IMPROVED treatment for Parkinson’s disease could be on the horizon following successful trials of a new drug that can treat the condition by changing the behaviour of immune cells so that they protect dopamine-protecting cells instead of attacking them.
Ten years ago, researchers made the discovery that white blood cells have a propagatory role in the development of Parkinson’s disease through the destruction of neurons, mainly in the substantia nigra pars compacta. From this research, the idea that the behaviour of these immune cells could be altered for neuroprotection was born. Recent studies have now identified a suitable candidate for the role: LBT-3627, an experimental drug similar to the endogenous anti-inflammatory molecule, vasoactive intestinal peptide (VIP).
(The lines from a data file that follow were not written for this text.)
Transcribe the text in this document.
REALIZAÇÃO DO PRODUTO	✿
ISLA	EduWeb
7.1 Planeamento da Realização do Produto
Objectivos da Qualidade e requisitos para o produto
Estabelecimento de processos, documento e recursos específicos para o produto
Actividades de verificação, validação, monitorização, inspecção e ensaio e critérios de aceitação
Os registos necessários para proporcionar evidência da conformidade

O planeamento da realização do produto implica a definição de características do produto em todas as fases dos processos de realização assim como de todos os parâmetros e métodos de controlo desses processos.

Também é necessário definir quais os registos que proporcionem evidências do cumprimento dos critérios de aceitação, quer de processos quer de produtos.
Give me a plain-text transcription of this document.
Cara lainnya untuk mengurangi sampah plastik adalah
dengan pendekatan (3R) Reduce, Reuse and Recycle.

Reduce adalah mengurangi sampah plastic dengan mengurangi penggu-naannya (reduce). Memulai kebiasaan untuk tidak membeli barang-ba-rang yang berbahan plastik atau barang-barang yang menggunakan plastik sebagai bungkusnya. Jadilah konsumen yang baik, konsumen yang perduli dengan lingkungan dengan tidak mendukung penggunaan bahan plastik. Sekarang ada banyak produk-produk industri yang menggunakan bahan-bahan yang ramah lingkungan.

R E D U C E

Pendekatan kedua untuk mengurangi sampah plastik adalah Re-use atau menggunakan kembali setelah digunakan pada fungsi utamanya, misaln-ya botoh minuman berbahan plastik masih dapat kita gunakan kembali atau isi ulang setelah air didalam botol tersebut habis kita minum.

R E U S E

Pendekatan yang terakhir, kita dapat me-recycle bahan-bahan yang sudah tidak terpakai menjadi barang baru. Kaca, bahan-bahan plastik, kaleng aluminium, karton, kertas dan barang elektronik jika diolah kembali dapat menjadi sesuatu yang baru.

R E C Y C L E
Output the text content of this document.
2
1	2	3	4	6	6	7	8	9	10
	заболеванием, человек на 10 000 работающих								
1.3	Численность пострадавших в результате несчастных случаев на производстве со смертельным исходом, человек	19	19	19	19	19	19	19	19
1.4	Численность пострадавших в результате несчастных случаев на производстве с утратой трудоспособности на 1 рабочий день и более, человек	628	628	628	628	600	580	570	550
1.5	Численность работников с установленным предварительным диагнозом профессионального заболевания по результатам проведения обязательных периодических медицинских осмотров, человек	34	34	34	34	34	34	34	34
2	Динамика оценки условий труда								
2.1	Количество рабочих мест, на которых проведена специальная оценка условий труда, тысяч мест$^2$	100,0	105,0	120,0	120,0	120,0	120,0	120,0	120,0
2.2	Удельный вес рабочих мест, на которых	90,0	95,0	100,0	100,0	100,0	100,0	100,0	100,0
While it has long been accepted that Parkinson’s disease involves changes to both dopamine and non-dopamine neurons and their cell signalling pathways, as well as the infiltration of T lymphocytes and inflammation of microglia, controversy remained regarding the exact mechanism and effect of these changes. Initially, theories suggested that these existing changes were a result of injury; however, more recent dogma suggests that activated microglia and white blood cells play a significant role in the Parkinson’s-related neurodegeneration.
Knowledge of the role of inflammation in Parkinson’s has been the impetus for new drug targets, such as VIP-based molecules. However, VIP rapidly degrades in the body, and is unable to distinguish between its two natural receptors: VPAC1 and VPAC2. LBT-3627 is an agonist specific to VPAC2, with a longer shelf-life in the body. It also has the bonus of possible oral administration in the future, making it more accessible to patients with Parkinson’s disease.
LBT-3627 has proved effective in murine models, where it afforded protection to up to 80% of dopamine-producing cells by initiating change in the microglial cells. These changes halted the progress of Parkinson’s disease.
”The key finding in our study was that a specific white blood cell subset was produced as a consequence of LBT-3627 treatment and provided protection of dopamine-producing nerve cells from being damaged. The neurotoxic immune reaction was halted and LBT-3627 was able to prevent disease,” concluded Prof Gendelman, Department of Pharmacology and Experimental Neuroscience, University of Nebraska Medical Center, Omaha, Nebraska, USA.
While testing is ongoing, the researchers are extremely positive, and a Phase I clinical trial of LBT-3627 is expected in 2017.